There are some new garden beds being put in downtown Roberts Creek, I am excited to be helping to design and build one nature strip right beside the Heart Gardens, an extension of the garden in many ways. The soil they are using has alot of Clay and Sand. I traded for a load of the dense soil I had, to put down a small layer of this mineral rich soil with rocky chunks in it, this will create habitat support the soil life.


The organic compost soil i got from Salish was so woody that i sifted the entire lot by hand through my metal screener. This gave the top few inches light, fluffy, soft soil to seed into.
I helped the design master Esco create a pea trellis inspired by Green Samurai Clan Temple Designs.

Lara planting the bean seeds without water - she will let the rain decide when to germinate them!
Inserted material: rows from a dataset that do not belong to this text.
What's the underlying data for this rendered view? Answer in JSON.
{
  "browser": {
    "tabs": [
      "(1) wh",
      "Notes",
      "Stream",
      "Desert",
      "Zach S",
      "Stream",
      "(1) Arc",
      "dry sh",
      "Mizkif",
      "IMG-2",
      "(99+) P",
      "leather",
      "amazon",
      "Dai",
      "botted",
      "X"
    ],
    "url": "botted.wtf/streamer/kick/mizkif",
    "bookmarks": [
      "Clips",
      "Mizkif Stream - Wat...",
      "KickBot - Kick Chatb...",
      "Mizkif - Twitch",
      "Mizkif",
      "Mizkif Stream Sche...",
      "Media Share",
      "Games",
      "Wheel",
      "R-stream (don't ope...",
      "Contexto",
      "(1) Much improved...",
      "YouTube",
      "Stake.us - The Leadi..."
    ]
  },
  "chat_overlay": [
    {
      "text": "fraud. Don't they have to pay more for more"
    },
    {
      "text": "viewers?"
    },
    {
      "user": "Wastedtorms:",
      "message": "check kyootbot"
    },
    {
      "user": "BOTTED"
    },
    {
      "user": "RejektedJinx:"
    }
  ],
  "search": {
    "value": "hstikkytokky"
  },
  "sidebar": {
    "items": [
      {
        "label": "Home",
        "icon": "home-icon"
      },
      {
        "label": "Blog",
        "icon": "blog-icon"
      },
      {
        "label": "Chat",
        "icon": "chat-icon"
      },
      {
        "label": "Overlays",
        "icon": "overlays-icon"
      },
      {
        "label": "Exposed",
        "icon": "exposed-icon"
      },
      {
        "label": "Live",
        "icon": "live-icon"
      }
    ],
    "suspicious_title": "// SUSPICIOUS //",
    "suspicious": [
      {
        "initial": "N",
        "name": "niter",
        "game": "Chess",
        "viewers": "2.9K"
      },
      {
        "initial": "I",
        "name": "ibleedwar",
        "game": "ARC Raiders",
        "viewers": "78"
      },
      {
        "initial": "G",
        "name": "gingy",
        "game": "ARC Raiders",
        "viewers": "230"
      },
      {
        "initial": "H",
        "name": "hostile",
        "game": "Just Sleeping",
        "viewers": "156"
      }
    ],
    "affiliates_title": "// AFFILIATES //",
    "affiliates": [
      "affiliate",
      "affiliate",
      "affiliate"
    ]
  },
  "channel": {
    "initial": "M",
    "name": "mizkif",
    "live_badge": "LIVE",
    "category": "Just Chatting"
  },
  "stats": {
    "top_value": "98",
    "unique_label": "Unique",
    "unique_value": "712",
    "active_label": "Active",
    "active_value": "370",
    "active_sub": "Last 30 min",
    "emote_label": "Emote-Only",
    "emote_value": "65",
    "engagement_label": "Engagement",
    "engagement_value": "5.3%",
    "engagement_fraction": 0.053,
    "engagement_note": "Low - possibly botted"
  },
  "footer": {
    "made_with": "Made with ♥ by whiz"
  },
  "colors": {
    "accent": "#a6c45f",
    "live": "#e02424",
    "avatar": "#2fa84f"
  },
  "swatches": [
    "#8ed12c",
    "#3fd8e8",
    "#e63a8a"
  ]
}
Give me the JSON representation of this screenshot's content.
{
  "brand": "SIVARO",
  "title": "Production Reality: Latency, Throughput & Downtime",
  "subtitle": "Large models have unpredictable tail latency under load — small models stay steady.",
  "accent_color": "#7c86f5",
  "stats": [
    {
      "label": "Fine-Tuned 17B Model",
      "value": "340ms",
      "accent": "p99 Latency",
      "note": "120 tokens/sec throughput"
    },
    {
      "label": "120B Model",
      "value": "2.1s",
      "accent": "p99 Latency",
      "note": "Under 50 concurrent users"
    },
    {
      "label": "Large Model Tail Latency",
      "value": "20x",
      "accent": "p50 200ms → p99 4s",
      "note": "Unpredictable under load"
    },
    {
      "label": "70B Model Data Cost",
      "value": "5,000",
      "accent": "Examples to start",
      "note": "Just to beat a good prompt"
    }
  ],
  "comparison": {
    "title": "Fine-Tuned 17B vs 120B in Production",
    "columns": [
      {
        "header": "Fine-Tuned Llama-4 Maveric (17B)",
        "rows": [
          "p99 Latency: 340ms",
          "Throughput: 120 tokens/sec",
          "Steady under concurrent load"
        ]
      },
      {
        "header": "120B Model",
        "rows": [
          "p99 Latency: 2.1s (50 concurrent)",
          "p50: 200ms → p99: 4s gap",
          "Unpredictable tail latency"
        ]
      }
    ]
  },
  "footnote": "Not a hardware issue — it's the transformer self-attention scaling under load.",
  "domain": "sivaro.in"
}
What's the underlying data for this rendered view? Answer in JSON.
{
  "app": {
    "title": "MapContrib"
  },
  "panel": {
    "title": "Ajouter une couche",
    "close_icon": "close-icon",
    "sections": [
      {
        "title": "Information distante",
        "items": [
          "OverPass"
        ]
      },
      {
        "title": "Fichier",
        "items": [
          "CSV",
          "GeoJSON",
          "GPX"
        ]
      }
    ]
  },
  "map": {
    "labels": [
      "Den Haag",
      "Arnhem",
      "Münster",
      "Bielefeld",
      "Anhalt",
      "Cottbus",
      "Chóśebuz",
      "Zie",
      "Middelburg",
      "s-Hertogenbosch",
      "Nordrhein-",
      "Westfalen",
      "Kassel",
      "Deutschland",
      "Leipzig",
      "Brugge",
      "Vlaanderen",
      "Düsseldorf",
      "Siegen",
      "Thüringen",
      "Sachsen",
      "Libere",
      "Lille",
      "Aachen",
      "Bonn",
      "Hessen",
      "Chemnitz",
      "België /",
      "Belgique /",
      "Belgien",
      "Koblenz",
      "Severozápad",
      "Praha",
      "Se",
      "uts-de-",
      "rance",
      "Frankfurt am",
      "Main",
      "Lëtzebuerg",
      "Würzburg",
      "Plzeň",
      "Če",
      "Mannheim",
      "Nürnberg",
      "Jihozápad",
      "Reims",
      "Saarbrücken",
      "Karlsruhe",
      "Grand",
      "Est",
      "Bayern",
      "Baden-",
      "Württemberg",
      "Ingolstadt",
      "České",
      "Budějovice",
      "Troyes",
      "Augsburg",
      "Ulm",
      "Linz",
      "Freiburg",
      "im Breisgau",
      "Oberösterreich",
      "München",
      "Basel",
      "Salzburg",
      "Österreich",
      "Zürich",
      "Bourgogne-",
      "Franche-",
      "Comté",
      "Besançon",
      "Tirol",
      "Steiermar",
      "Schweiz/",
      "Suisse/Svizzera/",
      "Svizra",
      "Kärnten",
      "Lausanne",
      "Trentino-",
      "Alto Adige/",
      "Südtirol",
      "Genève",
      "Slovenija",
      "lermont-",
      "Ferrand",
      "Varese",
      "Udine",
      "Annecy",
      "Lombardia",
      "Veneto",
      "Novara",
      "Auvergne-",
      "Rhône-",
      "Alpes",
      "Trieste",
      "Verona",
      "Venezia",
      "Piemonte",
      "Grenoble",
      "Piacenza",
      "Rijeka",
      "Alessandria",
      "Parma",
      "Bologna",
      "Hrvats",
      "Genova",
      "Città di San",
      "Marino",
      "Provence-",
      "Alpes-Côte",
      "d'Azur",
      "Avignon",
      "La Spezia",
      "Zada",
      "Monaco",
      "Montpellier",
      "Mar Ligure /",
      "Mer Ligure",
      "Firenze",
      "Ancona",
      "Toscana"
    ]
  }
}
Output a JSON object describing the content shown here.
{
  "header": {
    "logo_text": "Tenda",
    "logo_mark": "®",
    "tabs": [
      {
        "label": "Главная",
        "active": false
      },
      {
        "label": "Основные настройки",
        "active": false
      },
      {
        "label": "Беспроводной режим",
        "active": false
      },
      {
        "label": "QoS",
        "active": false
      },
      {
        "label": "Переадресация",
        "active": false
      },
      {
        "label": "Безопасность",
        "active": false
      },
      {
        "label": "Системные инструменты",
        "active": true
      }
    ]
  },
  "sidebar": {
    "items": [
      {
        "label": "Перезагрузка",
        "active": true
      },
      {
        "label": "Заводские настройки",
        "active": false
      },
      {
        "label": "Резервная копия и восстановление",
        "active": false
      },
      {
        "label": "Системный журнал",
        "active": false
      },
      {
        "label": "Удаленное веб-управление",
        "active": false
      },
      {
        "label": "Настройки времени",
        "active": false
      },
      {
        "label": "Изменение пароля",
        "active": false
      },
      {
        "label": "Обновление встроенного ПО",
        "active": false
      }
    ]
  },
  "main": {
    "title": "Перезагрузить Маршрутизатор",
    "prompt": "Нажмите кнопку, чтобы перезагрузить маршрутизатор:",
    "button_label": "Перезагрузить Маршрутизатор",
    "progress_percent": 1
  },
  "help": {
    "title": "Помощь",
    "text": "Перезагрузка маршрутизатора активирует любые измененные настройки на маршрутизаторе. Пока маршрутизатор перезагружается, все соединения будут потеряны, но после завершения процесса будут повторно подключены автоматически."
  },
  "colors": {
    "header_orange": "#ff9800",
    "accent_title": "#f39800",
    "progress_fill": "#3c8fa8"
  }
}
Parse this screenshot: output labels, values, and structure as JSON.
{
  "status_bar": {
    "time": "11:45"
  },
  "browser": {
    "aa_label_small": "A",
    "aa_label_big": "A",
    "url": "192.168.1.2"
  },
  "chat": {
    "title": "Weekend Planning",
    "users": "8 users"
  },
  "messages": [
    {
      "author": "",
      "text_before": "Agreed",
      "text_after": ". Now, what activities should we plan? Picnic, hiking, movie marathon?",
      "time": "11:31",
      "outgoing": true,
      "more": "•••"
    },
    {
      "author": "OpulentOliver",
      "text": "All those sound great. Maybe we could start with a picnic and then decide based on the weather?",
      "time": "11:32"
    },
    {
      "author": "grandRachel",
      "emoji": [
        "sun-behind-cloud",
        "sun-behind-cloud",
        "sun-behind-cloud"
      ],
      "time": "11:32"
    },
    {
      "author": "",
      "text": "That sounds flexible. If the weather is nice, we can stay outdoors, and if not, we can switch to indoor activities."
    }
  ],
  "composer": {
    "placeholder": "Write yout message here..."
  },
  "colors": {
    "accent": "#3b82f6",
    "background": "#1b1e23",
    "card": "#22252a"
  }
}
Alice the awesome gardener - check out the rad pea and bean trellis made from old bike parts

Still at the beginning

Liam setting up the bean trellis on the north side.

As part of 'Village Repair' we did a community planting of the biodynamic bed which will feed the other beds with cosmic plants :)


A few months later the biodynamic herbs had not spread but had grown and rooted in.

Alice made an awesome garden including a cool recycled bike wheel pea trellis.

The first spring gardens are starting to grow

With the rainy spring the gardens have grown awesomely. Check out how Lara's bed is doing under her excellent care.

Here they are on summer solstice.


Here are pictures of the gardens in July only two months after planting.